I’ve often been guilty of doing things my way, only to regret them later. I’ve been tested many times and, when I surrender what I want to His will, I’ve eventually passed the test. It hasn’t always come immediately. I’m slow to obey sometimes, but when I’ve eventually yielded to Him, things turn out best. In those times, I always learn something about myself and my character as it relates to God.

Temptations – The Bible is clear that God does not tempt us (James 1:13), but God uses temptation to teach us about ourselves, about God, and that our dependence is to be on Him. “No temptation has overtaken you except what is common to mankind.” (1 Corinthians 10:13). Even Jesus was tempted. “Then Jesus was led by the Spirit into the wilderness to be tempted by the devil.” (Matthew 4:1) How much more you and me?

Temptations are all around us everyday. God strengthens our trust and obedience in Him as we learn to handle them in a God-honoring way. Thankfully, He always provides the strength in Christ to overcome temptations. “and God is faithful; he will not let you be tempted beyond what you can bear. But when you are tempted, he will also provide a way out so that you can endure it.” (1 Corinthians 10:13)
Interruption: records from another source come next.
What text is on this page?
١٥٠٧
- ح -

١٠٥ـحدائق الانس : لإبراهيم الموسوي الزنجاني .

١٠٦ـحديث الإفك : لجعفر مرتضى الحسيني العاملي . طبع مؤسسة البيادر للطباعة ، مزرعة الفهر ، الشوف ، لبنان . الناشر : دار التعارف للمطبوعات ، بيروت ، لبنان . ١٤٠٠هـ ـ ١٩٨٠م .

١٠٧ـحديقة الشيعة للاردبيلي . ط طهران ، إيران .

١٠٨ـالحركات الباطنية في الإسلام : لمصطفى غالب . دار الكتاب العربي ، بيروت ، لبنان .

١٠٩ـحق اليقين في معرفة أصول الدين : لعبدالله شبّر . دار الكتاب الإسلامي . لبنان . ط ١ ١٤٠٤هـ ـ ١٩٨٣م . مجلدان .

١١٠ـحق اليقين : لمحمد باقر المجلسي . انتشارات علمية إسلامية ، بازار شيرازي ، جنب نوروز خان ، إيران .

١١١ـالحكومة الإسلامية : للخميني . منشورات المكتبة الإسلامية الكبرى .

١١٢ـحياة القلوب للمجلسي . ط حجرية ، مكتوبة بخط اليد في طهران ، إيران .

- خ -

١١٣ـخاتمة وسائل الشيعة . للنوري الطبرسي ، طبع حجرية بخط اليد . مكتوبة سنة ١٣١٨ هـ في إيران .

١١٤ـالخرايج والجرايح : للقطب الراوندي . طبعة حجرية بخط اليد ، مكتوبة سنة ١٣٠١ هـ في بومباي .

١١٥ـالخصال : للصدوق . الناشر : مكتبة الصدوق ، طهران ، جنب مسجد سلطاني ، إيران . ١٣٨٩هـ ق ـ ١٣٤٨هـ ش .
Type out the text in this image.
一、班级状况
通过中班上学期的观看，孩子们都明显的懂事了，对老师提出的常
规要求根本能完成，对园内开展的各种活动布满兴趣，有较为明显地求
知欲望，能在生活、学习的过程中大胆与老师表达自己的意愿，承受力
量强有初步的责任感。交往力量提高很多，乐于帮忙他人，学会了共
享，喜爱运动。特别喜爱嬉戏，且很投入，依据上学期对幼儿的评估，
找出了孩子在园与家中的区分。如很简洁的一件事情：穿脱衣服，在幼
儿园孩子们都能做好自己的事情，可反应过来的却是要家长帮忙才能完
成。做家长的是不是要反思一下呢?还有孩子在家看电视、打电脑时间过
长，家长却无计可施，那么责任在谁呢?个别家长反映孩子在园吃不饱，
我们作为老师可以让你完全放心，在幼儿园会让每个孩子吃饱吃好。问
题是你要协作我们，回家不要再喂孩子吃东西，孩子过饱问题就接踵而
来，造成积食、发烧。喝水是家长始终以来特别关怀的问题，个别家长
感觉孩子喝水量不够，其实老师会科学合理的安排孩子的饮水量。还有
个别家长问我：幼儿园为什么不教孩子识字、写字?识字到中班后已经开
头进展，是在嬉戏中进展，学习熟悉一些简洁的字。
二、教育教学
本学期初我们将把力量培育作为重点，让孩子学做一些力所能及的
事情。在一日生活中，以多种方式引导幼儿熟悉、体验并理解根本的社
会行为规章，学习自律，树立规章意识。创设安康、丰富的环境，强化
Trials – I’ve said many times, we are either in a trial, just coming out of a trial, or will soon be in a trial. I’m sure I heard someone else say that years ago, but I don’t remember who said it first. It certainly has proven true in my life. If it’s not our personal trial, it will be someone close to us. Some trials are bigger than others, but all are used of God for some divine purpose. “These have come so that your faith–of greater worth than gold, which perishes even though refined by fire–may be proved genuine and may result in praise, glory and honor when Jesus Christ is revealed.” (1 Peter 1:7)

Learning to allow suffering to draw us closer to Christ, rather than further away takes faith and discipline. We learn to rest in His care, even when the circumstances around us scream at us to turn to worry and fear. During trials we remind ourselves of who we are in Christ and the future He has planned for us. We allow trials to produce in us the hope found only in knowing Christ personally. “Not only so, but we also glory in our sufferings, because we know that suffering produces perseverance; perseverance, character; and character, hope.” (Romans 5:3-4)

Do you want your faith to grow? Do you want to trust God more? Are you ready to have a hope that surpasses the darkness the world can bring? It may not always be a pleasant experience, there is some “weight-training” involved at times, but it will always be worth it.

How is God developing your spiritual muscles these days?

I’m not saying my list is exclusive. How else does God develop us spiritually?